The linked article says "The bot received incentives for winning and basic metri...

mannykannot · on Aug 17, 2017

It also says "We also separately trained the initial creep block using traditional RL techniques." I have no idea how significant that is, but it seems to be getting a fair amount of attention.

gcp · on Aug 17, 2017

It's a highly specific procedure that happens before there is interaction with the opponent, so without "handing over" the understanding that having creeps on your high-ground is good, it's very hard for the learning to see through the noise and discover this.

damnfine · on Aug 17, 2017

Exactly why this is not impressive to me. The point is to be able to learn the rules, but all I see is some of not only the rules, but the actions already prespecified in many cases. Yes its hard, and thats why humans still rule the roost.

sp332 · on Aug 17, 2017

Humans learn from each other and don't puzzle everything out from first principles. So I wouldn't put that restriction on a computer intelligence either.

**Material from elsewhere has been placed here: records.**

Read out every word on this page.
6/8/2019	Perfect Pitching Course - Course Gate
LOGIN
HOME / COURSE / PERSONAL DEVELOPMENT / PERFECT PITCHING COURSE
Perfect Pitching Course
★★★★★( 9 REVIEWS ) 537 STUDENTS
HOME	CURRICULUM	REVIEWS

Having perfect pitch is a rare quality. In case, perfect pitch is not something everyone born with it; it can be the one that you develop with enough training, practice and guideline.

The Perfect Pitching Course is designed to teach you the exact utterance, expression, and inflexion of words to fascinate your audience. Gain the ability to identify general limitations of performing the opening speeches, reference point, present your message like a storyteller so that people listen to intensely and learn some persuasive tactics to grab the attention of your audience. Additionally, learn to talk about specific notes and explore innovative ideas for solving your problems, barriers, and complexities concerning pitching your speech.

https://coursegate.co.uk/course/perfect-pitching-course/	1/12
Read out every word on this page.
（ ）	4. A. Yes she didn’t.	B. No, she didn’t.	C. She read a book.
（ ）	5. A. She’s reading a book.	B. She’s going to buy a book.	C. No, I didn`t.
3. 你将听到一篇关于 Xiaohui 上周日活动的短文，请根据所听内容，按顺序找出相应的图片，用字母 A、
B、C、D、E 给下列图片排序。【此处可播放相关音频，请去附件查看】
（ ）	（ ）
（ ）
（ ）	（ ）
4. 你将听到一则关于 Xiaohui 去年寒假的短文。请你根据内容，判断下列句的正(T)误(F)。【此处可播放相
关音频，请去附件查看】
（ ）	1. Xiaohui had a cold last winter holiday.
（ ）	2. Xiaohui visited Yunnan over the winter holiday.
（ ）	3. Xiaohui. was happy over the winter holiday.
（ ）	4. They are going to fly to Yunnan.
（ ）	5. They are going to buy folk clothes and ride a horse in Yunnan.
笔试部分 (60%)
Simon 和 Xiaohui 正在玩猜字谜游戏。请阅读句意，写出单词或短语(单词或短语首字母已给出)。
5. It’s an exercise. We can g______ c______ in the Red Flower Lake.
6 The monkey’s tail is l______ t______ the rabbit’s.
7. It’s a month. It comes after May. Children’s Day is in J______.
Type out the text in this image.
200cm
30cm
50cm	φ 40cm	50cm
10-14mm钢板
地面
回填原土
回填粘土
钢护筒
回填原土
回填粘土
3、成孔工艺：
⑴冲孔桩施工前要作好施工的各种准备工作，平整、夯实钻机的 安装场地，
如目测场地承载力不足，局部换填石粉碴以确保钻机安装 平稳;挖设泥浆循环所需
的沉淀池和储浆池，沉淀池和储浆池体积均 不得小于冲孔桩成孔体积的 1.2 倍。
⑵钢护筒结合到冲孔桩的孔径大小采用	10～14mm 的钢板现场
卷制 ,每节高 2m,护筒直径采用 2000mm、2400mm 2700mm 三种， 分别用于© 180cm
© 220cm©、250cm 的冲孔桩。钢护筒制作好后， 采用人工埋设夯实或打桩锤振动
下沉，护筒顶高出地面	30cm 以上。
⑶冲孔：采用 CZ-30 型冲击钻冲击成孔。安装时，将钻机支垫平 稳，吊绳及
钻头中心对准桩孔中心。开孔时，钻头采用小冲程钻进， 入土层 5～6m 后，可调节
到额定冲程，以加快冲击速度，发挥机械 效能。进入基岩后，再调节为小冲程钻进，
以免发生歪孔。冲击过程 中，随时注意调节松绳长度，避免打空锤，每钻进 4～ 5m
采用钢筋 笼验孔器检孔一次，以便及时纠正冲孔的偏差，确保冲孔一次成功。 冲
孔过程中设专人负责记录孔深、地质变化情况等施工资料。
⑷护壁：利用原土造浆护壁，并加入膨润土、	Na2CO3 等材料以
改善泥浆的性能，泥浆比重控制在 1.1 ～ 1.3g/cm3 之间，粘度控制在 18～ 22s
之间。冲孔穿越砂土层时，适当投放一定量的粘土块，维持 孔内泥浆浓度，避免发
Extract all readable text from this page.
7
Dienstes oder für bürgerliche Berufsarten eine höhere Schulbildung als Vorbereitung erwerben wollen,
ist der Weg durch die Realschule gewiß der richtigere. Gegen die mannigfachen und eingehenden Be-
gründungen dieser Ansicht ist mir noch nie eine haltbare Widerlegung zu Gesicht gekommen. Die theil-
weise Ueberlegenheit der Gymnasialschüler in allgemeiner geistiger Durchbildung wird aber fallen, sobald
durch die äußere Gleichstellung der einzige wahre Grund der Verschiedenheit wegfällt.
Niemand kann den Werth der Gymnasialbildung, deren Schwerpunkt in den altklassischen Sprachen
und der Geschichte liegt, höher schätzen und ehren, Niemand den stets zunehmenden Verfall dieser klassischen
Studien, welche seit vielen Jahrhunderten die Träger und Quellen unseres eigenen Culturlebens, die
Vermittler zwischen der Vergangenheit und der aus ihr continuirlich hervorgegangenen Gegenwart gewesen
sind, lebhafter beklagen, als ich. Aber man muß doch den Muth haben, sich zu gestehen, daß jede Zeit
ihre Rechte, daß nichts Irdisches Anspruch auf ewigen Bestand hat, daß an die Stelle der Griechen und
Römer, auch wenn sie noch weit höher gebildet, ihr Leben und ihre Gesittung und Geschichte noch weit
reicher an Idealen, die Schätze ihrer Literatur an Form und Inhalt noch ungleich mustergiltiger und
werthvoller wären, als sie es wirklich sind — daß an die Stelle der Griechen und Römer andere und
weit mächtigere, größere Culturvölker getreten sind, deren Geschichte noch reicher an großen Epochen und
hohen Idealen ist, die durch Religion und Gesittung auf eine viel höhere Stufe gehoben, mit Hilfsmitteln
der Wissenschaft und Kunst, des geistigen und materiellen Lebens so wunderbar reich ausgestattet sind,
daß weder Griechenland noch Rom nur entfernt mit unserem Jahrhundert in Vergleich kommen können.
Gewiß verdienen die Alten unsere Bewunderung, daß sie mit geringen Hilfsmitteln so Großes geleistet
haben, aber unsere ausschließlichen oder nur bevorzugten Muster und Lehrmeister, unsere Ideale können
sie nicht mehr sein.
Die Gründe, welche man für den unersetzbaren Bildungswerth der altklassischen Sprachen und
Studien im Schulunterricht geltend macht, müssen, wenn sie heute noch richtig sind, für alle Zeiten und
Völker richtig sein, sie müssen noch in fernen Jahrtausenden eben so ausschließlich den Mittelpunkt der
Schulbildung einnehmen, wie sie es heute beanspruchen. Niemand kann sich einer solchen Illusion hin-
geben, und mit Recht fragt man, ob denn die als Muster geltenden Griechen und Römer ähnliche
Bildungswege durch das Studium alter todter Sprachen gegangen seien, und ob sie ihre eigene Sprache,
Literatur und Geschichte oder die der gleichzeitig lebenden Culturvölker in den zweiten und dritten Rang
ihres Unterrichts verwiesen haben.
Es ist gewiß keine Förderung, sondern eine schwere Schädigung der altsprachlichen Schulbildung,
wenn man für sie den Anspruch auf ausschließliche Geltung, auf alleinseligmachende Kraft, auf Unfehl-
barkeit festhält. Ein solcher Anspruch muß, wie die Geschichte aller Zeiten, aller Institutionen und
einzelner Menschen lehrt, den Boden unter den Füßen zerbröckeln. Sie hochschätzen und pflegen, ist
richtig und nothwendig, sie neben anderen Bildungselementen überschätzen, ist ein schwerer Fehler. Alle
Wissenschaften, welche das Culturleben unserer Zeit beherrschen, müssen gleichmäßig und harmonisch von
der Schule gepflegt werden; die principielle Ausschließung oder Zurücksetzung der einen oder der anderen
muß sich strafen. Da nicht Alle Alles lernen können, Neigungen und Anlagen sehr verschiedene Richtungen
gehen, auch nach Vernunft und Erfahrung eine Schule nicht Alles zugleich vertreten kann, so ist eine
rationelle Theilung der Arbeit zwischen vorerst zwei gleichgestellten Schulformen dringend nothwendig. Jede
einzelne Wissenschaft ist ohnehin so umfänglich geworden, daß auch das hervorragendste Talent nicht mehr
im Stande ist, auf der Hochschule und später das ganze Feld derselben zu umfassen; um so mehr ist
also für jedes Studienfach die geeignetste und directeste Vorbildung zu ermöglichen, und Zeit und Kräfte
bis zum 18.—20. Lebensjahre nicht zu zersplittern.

mannykannot · on Aug 17, 2017

That is fine, so long as we are not expected to hold both that it is not a big deal when it is not achieved, and is a big deal when it is achieved. Personally, I incline towards the latter.

Twirrim · on Aug 17, 2017

Surely all this RL process did was speed up what the computer would have learned, by a large stretch? The "cost" factors they chose would have hit them ultimately, regardless of if the bot stood still in the base, or wandered off elsewhere.

mannykannot · on Aug 18, 2017

My guess is that in general, many complex strategies are effectively unreachable without something like analysis, on account of intermediate states being disfavored, leading to algorithms being trapped by local minima in the cost function (I don't know whether that would be an issue for this game, specifically.)

aoeuasdf1 · on Aug 17, 2017

Not necessarily - maybe a mixed strategy of

(1) Not creepblocking at all, and letting your opponent have your creeps under their tower

(2) Modest creepblocking to punish (1)

(3) Severe creepblocking to punish (2)

Would be better than some hand-trained RL creepblocking which is divorced from game outcomes.